Former les managers au handicap au travail permet de transformer des principes d’inclusion en décisions managériales concrètes, depuis l’accueil d’un collaborateur jusqu’au maintien dans l’emploi. Une offre repérée affiche un tarif de 950,00 € HT, tandis qu’un forfait intra prévoit un groupe de 12 personnes maximum, deux données commerciales qui restent à confirmer auprès de l’organisme concerné. L’enjeu dépasse toutefois la participation à une session : il faut définir les compétences visées, les mettre en pratique et mesurer leur utilisation dans l’équipe.

Pourquoi la formation constitue un levier stratégique ?

Le manager occupe une place décisive entre les engagements de l’entreprise et la réalité du travail. Il répartit les tâches, transmet les informations, conduit les entretiens et peut repérer une difficulté avant qu’elle ne conduise à une rupture professionnelle. Sans compétence spécifique, même une politique handicap bien rédigée risque de rester à la porte de l’équipe.

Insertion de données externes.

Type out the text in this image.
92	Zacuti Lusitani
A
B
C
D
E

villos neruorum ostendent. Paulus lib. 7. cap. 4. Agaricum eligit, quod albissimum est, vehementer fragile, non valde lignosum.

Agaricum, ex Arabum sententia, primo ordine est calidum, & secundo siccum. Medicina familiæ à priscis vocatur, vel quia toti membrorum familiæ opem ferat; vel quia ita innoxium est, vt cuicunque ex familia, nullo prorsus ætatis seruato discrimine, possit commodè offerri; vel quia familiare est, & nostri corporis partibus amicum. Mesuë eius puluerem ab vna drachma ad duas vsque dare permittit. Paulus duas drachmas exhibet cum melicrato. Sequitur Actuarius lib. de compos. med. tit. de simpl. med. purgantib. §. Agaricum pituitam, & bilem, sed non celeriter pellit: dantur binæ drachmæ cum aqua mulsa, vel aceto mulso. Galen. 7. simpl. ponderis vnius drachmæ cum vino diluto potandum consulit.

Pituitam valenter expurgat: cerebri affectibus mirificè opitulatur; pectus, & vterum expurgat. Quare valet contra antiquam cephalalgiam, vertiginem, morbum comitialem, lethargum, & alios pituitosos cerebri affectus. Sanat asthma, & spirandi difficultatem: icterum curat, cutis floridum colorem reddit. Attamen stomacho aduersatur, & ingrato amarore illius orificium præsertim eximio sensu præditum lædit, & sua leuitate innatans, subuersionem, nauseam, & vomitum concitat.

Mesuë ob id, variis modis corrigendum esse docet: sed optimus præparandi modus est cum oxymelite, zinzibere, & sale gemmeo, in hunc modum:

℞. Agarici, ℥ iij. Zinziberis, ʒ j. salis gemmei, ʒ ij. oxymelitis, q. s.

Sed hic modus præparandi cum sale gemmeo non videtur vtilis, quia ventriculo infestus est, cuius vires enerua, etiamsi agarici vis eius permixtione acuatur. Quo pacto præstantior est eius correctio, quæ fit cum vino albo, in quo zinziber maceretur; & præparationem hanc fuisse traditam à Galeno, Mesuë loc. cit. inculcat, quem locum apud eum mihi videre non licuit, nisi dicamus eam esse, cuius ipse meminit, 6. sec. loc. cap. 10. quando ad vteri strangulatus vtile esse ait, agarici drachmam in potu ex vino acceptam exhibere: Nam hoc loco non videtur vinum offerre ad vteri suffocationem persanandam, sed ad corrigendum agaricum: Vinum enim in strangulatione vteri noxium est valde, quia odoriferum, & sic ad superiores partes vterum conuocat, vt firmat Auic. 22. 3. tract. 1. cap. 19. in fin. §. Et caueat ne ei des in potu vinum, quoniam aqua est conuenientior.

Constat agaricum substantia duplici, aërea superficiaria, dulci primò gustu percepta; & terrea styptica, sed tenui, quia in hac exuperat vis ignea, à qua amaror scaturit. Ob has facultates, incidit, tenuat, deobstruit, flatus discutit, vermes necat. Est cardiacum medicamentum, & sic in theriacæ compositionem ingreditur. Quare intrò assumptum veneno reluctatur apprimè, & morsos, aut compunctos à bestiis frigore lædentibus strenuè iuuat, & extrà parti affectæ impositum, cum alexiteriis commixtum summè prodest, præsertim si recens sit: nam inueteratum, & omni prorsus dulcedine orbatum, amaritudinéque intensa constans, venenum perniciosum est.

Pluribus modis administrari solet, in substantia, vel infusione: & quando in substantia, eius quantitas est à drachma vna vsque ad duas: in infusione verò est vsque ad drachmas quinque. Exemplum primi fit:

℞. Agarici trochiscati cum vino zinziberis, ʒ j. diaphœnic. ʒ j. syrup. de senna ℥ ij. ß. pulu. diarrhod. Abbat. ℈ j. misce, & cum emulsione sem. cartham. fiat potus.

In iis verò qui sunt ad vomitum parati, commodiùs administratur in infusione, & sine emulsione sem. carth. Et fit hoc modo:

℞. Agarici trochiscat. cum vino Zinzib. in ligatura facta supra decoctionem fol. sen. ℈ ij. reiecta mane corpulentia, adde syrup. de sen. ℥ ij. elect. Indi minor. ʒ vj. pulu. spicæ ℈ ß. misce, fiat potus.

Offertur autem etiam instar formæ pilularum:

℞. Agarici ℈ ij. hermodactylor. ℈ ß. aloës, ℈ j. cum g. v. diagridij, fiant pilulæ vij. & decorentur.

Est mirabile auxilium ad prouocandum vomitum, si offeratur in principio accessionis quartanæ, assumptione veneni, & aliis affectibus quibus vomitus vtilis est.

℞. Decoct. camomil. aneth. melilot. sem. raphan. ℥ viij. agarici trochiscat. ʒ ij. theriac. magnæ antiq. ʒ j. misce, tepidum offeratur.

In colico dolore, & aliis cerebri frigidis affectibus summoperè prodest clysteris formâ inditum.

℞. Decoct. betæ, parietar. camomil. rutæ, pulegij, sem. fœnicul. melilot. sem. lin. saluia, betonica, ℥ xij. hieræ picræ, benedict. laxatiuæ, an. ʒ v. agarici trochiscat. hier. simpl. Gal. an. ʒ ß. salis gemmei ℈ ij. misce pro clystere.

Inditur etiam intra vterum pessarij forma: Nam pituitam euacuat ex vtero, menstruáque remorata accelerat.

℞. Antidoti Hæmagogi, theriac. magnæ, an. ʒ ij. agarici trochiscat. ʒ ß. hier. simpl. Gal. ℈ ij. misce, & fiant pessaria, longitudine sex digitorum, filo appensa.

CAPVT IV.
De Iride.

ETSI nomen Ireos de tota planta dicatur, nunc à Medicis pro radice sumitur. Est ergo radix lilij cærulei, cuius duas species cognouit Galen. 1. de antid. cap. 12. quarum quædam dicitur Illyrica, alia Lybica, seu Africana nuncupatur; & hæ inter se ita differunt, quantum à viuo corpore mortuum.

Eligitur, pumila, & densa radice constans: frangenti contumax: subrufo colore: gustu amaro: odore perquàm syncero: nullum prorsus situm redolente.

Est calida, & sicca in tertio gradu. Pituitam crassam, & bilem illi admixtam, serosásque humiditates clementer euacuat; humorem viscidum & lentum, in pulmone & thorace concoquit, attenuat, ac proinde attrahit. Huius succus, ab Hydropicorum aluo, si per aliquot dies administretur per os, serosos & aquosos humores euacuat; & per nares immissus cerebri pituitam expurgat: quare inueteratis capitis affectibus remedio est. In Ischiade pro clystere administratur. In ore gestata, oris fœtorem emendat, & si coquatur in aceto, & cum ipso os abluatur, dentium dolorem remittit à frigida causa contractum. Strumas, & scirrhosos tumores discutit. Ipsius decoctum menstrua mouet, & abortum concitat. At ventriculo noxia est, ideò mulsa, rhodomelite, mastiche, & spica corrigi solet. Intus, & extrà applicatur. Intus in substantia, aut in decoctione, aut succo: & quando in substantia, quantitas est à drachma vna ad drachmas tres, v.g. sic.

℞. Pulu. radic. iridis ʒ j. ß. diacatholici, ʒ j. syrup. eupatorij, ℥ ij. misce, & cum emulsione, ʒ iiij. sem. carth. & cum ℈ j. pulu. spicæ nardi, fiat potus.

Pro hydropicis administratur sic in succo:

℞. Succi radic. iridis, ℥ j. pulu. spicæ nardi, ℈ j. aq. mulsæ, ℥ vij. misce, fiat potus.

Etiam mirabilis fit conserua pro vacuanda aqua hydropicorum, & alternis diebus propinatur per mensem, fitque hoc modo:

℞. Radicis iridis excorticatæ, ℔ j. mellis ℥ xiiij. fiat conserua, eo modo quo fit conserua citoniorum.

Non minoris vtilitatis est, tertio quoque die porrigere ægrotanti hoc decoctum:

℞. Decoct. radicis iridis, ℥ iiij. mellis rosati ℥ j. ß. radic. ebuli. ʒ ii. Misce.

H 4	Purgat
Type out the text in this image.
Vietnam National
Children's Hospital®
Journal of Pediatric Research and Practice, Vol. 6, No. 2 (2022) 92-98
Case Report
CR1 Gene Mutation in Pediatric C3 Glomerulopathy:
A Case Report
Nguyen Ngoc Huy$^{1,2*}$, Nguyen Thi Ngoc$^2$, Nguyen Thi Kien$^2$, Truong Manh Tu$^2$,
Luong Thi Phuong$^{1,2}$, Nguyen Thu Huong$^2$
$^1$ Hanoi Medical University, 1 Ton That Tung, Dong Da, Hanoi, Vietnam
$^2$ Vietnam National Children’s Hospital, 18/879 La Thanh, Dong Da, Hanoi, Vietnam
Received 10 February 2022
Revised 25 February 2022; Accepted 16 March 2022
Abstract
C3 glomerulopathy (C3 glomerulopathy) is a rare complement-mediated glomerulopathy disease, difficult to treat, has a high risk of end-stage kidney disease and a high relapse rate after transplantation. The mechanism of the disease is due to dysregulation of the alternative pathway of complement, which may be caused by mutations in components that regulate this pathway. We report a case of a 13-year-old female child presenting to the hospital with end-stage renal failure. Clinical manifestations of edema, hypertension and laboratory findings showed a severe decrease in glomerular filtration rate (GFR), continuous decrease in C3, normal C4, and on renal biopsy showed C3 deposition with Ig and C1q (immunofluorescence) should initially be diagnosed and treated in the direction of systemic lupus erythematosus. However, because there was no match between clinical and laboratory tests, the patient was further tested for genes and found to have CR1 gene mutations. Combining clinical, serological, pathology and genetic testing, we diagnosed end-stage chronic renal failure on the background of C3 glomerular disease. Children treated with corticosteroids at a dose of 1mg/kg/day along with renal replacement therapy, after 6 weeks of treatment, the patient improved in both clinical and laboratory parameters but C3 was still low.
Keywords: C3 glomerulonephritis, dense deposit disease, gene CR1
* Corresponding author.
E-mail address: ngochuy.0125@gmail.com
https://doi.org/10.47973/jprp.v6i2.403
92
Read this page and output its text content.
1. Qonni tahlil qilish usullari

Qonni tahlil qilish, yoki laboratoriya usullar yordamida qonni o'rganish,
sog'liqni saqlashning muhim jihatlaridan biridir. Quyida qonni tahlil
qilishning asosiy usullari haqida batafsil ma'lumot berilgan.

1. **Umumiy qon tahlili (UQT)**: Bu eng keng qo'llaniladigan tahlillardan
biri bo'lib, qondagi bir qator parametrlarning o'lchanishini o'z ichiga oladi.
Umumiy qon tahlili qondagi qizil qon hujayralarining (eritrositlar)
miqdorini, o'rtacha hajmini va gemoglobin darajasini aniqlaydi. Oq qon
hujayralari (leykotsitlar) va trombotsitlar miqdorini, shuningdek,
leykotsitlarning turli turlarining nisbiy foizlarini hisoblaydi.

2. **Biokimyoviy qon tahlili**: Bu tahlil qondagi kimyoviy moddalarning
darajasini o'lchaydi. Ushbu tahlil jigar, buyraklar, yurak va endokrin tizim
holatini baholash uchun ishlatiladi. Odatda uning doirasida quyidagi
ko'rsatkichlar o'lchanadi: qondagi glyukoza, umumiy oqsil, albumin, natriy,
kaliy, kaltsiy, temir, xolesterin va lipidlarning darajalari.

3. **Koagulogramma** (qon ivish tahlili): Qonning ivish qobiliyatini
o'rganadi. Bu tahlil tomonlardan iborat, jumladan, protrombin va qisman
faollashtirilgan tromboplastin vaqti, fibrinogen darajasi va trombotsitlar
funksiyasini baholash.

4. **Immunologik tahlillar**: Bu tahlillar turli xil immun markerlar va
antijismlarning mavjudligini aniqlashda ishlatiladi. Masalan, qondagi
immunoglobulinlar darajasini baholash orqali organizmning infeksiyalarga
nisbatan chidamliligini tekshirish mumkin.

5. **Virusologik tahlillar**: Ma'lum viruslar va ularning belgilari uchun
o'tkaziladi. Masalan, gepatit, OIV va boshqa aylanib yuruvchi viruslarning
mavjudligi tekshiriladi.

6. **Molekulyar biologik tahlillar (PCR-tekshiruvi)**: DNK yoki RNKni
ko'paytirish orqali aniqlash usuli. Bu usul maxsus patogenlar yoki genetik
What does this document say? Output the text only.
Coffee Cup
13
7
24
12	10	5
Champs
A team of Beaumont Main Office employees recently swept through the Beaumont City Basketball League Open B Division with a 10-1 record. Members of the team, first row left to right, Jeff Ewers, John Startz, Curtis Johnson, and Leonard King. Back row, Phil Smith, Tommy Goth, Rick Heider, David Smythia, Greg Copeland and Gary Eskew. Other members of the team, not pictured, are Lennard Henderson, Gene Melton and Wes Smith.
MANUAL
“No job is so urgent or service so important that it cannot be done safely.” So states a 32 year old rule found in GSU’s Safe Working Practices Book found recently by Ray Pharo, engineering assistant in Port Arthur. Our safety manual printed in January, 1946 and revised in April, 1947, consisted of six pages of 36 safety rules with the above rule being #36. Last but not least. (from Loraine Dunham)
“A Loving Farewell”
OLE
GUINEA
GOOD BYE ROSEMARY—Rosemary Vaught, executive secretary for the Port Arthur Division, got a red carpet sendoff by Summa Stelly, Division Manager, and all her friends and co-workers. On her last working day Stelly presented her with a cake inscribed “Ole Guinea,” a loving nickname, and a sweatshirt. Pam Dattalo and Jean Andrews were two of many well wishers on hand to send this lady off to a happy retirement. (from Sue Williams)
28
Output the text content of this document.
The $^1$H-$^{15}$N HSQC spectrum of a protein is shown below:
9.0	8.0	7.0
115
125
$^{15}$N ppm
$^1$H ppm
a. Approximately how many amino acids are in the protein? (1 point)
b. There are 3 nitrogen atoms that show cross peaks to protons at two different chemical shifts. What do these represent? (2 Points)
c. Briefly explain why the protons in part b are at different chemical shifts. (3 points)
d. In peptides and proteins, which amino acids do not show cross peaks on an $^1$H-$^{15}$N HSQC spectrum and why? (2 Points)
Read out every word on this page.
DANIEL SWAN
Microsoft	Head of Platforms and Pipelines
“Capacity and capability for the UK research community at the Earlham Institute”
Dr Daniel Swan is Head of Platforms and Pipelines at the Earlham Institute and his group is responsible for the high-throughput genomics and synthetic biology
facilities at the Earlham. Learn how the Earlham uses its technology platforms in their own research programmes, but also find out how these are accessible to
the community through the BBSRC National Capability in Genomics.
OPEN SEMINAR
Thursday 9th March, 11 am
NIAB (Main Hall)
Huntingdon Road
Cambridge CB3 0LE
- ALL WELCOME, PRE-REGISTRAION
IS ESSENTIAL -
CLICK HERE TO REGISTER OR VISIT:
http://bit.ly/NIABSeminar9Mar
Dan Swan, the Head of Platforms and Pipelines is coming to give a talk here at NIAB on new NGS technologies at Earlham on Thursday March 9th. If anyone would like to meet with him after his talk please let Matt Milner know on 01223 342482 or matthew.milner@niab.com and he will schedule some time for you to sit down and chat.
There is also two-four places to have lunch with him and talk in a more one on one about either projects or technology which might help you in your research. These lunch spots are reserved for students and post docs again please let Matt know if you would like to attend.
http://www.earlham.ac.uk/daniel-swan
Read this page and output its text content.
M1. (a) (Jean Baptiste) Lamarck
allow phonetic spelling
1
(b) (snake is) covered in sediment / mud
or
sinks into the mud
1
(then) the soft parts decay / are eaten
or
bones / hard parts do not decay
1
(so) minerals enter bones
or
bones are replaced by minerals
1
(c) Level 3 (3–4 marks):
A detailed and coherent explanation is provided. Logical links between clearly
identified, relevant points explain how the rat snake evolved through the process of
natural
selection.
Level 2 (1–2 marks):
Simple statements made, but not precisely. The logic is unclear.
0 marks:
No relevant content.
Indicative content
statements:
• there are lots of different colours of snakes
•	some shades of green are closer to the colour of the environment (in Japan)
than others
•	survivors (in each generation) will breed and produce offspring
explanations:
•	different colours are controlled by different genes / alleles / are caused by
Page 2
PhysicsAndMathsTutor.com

Former ne consiste pas à demander au manager de poser un diagnostic médical. Il s’agit de lui apprendre à identifier un obstacle professionnel, à dialoguer sans intrusion et à mobiliser les interlocuteurs compétents. Cette clarification évite deux écueils fréquents : ignorer une difficulté au nom de l’égalité de traitement ou, à l’inverse, décider à la place de la personne concernée.

Les obligations des entreprises en matière de handicap concernent notamment la prévention des discriminations, l’accès au travail et la prise en compte des besoins de compensation. Leur application dépend de la situation, de l’organisation et du cadre de l’emploi. La formation aide le management à traduire ces exigences en pratiques quotidiennes, sans transformer le manager en juriste ni en professionnel de santé.

Le plan d actions doit donc relier les engagements de l’entreprise à des comportements observables : rendre une réunion accessible, étudier une demande d’aménagement raisonnable, sécuriser la confidentialité d’une information ou solliciter le référent handicap. Le bon réflexe consiste à partir du travail réel, plutôt que d’essayer de dresser un catalogue de tous les handicaps.

Les compétences qui rendent le management plus inclusif

Une bonne formation doit permettre au participant de comprendre les effets possibles d’une situation de handicap sur l’activité, sans réduire la personne à une catégorie. La compétence recherchée est la capacité à ajuster le cadre de travail tout en conservant des attentes professionnelles claires.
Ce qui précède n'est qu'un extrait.